From the start, the Orion, a 60-story building on Manhattan’s refurbished 42nd Street corridor, was all about amenities. More than a handful of twenty- and thirty-something buyers affectionately refer to it as “the party building.”
Originally, those amenities, including terraces, a pool, meeting rooms, and “a fantastic laundry room” were planned to occupy the middle of the building (floors 28–30) for pricing reasons, explains architect John Cetra. Condos with the best views were to be located above these communal floors, with rental units (offering less spectacular views) falling below. Elevator runs would be split in half, meeting in the middle, with the first bank going from ground level to the 28th floor, and the second bank picking up from there and going up to the top floor.
When the developers decided to go for an all for-sale pro forma, the building plan still made sense, both architecturally and structurally.
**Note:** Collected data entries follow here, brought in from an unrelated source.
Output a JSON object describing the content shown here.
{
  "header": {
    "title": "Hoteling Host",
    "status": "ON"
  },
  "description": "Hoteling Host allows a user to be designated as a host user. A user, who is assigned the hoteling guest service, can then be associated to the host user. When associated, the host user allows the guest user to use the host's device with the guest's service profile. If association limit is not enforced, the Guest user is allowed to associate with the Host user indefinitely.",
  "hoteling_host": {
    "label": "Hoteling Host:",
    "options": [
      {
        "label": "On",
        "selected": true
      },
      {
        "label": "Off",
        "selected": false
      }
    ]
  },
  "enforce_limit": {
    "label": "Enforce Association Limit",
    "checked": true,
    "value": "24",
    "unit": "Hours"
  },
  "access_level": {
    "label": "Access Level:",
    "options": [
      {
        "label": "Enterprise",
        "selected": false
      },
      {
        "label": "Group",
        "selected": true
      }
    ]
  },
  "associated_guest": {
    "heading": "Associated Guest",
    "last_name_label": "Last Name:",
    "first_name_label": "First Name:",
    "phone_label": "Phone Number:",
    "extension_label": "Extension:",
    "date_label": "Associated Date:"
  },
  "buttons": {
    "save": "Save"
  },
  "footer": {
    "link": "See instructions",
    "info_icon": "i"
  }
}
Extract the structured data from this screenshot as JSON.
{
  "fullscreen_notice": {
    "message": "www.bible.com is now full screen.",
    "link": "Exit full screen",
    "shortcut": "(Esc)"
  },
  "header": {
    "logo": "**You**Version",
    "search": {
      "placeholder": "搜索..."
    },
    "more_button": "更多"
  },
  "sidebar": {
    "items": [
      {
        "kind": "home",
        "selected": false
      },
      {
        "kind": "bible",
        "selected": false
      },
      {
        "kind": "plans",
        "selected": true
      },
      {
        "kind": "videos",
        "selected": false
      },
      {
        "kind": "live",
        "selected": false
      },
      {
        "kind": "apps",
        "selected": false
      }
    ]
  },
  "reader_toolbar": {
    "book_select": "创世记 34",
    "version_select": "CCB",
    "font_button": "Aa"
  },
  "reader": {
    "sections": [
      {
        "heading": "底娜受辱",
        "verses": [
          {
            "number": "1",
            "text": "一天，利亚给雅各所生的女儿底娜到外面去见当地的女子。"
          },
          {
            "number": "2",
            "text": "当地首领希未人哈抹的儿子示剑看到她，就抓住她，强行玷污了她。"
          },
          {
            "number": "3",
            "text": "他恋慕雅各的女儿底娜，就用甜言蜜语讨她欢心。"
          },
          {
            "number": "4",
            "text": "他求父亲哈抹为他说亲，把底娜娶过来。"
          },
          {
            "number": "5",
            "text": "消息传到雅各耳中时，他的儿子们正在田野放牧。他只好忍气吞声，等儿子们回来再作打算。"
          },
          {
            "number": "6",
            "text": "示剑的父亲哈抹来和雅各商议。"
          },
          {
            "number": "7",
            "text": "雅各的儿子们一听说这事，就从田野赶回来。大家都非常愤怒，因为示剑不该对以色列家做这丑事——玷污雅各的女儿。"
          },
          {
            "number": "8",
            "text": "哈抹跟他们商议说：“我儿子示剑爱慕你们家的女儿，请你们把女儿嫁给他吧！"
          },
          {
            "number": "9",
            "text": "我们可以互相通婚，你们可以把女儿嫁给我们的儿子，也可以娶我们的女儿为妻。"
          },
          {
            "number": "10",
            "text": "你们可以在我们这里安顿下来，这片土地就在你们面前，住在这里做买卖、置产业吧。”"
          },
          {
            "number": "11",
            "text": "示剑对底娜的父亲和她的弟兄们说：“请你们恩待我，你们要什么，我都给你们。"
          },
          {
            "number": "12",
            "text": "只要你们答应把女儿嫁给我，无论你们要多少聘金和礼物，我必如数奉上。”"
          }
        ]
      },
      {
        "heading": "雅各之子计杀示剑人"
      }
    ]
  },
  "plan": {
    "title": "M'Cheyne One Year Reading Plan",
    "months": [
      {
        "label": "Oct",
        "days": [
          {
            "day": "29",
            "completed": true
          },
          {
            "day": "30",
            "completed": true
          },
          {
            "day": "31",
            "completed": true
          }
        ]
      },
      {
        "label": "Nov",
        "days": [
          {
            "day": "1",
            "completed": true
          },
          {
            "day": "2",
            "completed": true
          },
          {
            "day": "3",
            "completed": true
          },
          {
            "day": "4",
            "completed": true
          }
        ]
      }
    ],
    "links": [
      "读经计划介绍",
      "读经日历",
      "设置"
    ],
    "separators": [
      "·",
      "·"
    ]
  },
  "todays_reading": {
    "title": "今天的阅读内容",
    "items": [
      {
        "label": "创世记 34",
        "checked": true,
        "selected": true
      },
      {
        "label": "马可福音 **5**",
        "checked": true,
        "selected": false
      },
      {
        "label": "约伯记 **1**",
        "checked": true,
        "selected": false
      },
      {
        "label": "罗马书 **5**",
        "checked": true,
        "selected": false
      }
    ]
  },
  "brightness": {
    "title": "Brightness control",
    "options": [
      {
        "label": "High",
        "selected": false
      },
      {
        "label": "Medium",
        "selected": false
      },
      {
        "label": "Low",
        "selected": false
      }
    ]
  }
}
“We took a 60-story building and split it in half so that [mechanical] systems would be fed to the middle from down and up,” says Cetra. “This allowed the building to be zoned in a way that minimized energy loss and wasted duct space.” Complementing midtown’s skyscrapers, the Orion’s sleek curtain wall gives it a distinct presence in comparison to traditional Manhattan residential buildings with their heavy, masonry slab construction. Streamlined interiors feature frameless cabinetry and stones the architects handpicked from quarries in five countries.